GCHQ releases Big Data analysis tool on Github

UK's spy agency, GCHQ, has given its contribution to the open-source community by offering one of its tools on Github.

The media noticed yesterday that a tool named Gaffer appeared on the GCHQ Github, essentially a large-scale graph database.

According to the introductory description, Gaffer is a framework that makes it easy to store large-scale graphs in which the nodes and edges have statistics such as counts, histograms and sketches.

It is “optimised for retrieving data on nodes of interest”.

Essentially, this is a Big Data analytics tool, and as ZDNet concludes, might have been used by the GCHQ to “discern patterns and plot the actions of groups of interest -- such as criminal gangs or terrorists – statistically”.

Gaffer uses Accumulo for storing data, although other options are available.

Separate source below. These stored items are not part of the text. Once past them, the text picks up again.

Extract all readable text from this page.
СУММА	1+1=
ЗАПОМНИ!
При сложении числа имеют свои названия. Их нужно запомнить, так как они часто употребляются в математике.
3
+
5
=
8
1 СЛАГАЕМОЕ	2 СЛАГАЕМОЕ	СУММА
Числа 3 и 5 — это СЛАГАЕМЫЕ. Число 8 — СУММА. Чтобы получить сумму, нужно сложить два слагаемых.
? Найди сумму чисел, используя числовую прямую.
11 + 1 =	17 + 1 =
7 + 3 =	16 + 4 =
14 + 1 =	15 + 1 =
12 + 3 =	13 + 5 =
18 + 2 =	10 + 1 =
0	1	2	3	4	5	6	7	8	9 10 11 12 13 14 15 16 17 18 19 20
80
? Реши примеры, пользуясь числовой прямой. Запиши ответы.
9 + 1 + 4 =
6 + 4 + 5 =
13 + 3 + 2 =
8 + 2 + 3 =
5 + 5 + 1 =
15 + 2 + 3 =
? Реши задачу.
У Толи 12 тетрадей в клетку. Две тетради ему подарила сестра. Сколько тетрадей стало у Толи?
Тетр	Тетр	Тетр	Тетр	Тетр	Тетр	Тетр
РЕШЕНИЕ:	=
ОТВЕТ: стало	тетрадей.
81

Accumulo , built on Apache, is an open-source framework built upon Google's BigTable design.

Here’s what Gaffer has to offer:

  • Allows the creation of graphs with summarised properties within Accumulo with a very minimal amount of coding.
  • Allows flexibility of statistics that describe the entities and edges.
  • Allows easy addition of new types of nodes and edges.
  • Allows quick retrieval of data on nodes of interest.
  • Deals with data of different security levels - all data has a visibility, and this is used to restrict who can see data based on their authorizations.
  • Supports automatic age-off of data.

"GCHQ hopes that Gaffer will be useful to others in the community, as well as helping its own technical staff as they continue to develop the software in the future,” a GCHQ representative told TechWeekEurope.

"As a government department and technology organisation, GCHQ software developers and technologists aim to contribute to open source software projects."